Os ex-BBBs entram como atalho emocional. Eles não precisam explicar quem são. O público reconhece, comenta, ama, odeia, compartilha. Gil do Vigor carrega uma marca própria que nasceu no BBB e foi multiplicada pela Globo depois do programa. Bia do Brás vem do mesmo laboratório de fama instantânea, com apelo popular e linguagem de massa. A GE TV entra com credibilidade esportiva. Já os micro e nanoinfluenciadores entram com capilaridade, nicho e volume.
É aí que a PlayNest vira peça central. O projeto “2026 Convocados”, parceria entre Globo e Play9, prevê 26 grandes personalidades e 2 mil pequenos criadores espalhados pelo Brasil. Esses micro e nanoinfluenciadores serão selecionados por meio de uma dinâmica gamificada, com inscrição, desafios e avaliação. A proposta é que produzam conteúdos variados sobre bastidores, emoção, humor, lifestyle e histórias da Copa, tanto no Brasil quanto nos países-sede.

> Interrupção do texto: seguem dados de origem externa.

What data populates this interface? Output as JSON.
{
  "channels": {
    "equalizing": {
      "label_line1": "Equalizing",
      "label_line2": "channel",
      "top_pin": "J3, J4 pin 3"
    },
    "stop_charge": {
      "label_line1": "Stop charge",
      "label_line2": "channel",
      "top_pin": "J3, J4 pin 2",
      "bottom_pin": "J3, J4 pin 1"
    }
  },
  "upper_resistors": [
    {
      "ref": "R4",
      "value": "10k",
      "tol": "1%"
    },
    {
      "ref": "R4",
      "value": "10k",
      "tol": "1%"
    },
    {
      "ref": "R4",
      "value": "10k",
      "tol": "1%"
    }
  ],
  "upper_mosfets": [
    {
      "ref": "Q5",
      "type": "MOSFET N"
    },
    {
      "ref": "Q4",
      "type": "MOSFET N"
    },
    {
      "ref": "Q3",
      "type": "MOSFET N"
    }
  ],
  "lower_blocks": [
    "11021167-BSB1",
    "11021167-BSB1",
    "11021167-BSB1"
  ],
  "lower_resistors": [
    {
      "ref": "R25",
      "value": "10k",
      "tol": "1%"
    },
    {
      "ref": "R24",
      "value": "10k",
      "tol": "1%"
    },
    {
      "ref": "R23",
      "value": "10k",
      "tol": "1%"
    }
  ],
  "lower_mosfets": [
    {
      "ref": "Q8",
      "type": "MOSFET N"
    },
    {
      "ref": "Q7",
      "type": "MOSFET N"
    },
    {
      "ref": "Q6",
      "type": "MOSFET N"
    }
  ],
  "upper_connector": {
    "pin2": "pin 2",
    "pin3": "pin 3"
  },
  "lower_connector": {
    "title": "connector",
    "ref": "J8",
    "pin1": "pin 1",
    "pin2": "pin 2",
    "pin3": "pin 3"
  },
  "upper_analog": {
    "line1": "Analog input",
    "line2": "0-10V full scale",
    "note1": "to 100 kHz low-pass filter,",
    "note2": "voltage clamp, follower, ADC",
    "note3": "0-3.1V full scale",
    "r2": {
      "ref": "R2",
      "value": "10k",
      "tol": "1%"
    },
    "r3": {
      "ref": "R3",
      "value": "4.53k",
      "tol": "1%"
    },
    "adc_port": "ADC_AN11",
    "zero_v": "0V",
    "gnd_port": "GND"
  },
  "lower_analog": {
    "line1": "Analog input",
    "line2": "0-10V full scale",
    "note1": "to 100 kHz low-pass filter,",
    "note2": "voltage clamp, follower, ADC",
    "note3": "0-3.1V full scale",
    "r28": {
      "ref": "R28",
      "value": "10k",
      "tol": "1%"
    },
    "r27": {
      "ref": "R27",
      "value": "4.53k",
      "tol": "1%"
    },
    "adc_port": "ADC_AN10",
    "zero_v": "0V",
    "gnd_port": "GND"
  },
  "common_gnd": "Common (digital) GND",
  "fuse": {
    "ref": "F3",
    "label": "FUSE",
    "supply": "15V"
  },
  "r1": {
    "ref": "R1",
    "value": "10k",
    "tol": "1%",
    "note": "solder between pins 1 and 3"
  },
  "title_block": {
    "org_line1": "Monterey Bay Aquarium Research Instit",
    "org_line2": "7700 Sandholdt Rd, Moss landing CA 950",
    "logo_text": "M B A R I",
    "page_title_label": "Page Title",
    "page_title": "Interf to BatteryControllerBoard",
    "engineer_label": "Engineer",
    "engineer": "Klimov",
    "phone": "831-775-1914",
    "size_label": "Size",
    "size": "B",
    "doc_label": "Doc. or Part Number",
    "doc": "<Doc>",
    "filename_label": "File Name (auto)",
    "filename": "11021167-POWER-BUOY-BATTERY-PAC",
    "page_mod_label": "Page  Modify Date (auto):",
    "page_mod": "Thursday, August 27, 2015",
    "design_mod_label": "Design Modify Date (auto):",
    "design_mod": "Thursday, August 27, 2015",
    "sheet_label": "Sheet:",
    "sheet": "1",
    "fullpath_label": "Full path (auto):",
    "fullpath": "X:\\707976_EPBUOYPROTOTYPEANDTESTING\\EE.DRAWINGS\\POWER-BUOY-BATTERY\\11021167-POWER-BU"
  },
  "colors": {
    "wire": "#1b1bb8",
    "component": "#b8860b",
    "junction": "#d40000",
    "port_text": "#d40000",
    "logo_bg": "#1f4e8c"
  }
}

A remuneração dessa base, porém, não aparece com o mesmo brilho dos cachês do topo. O que se sabe publicamente é que os pequenos criadores serão pagos pela produção de conteúdo. O valor individual, o formato exato e a lógica de pagamento não foram detalhados. No mercado, esse tipo de operação costuma lembrar modelos de “poste e ganhe”, com valores menores, entrega pulverizada e remuneração amarrada à produção, ao pacote ou ao desempenho. Não é o mesmo jogo de quem negocia como estrela. É outra arquibancada.
E é exatamente aí que mora o veneno da história. A Globo vende para as marcas uma operação democrática, com criadores de várias regiões, sotaques e tamanhos. Isso é bonito, necessário e faz sentido comercial. Mas a tabela mostra que democratizar alcance não significa democratizar dinheiro. Os pequenos fazem volume. Os famosos fazem valor. Uns entregam escala. Outros entregam prestígio. E a diferença entre uma coisa e outra cabe numa planilha que ninguém posta no Instagram.
O pacote oficial da Globo Ads promete mais de 2 mil micro e nanoinfluenciadores ativados de forma estratégica, transmissão ao vivo, talentos da GE TV, amplificação digital via GAMA e 26 creators conhecidos com milhões de seguidores. No papel, é uma operação 360 graus. Na prática, é uma máquina para ocupar todas as telas possíveis antes, durante e depois dos jogos.
A Máquina do Esporte já havia apontado que as cotas de patrocínio do projeto variam de R$ 3,5 milhões a R$ 13,2 milhões, com a Globo tentando capturar a atenção pulverizada da Geração Z num mercado em que também disputam espaço SBT, NWB, N Sports e LiveMode, da CazéTV. Ou seja: a Copa virou guerra de influência. Quem achar que o jogo começa no apito inicial já perdeu a pré-temporada.
Fechei a planilha na mesa da Vieira Souto e tive uma certeza: a Copa da Globo será vendida como festa coletiva, mas paga como hierarquia. No topo, a fama fabricada pela própria emissora. No meio, o talento esportivo tentando disputar espaço. Na base, 2 mil criadores sustentando a capilaridade da operação. É a Creator Economy em estado bruto: todo mundo posta, pouca gente fatura como estrela.